Dissemination Activities Prior to Monthly Progress Outlined Above

  • Introductory meeting and demonstration with Tina Kapur & Birn-CC.
  • Hosted NAMIC dissemination event (February 17-18).
  • Taught Data Grid course at UCSD dissemination event.
  • Attended NAMIC dissemination event.
  • Attended SLC AHM.
  • Instructions available for deploying a "tunneled" SRB server.
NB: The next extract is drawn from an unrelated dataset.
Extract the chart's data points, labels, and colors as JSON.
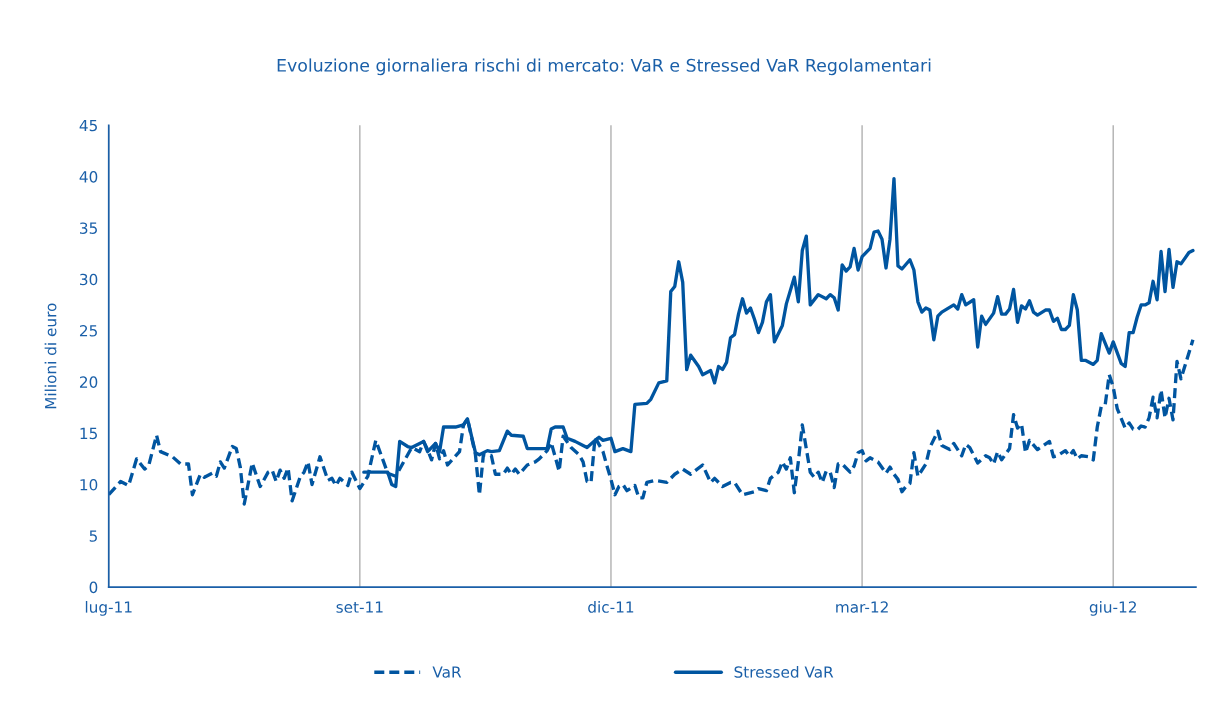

Infrastructure Prior to Monthly Progress Outlined Above

  • Researched, tested and deployed a newly configured SRB server for NAMIC that allows for the tunneling of all SRB commands via SSH. This tunneling has been tested with the command line (SCommands), Java (JARGON) and Windows (InQ) clients. The current staging server is running at UCSD and is available for testing.
  • A server co-located at BWH will be discussed at the AHM.
  • Leveraged BWH BIRN Rack to provide gigabit connection for na-mic.org.
  • Researching and developing a parallel system for backend parallel processing of Slicer3 algorithms
  • Discussed the use of BatchMake for submitting grid-like jobs to a Condor pool

Data Sharing Prior to Monthly Progress Outlined Above

  • Hosting NAMIC data on data grid accessible to all NAMIC participants.
  • Providing data grid and Portal support to all NAMIC participants.
  • Provided custom project space for NAMIC in BIRN Portal.
  • Provided account generation for first batch of NAMIC users. New users can now utilize the new account request feature in the Portal.
  • Working with Isomics to assist core 3 sites in their data uploads.
  • Provided template data hierarchy constructs and integration of hierarchy in data grid.
  • Provided statistics to Tina Kapur on account creation, number of uploaded data sets, and audit information.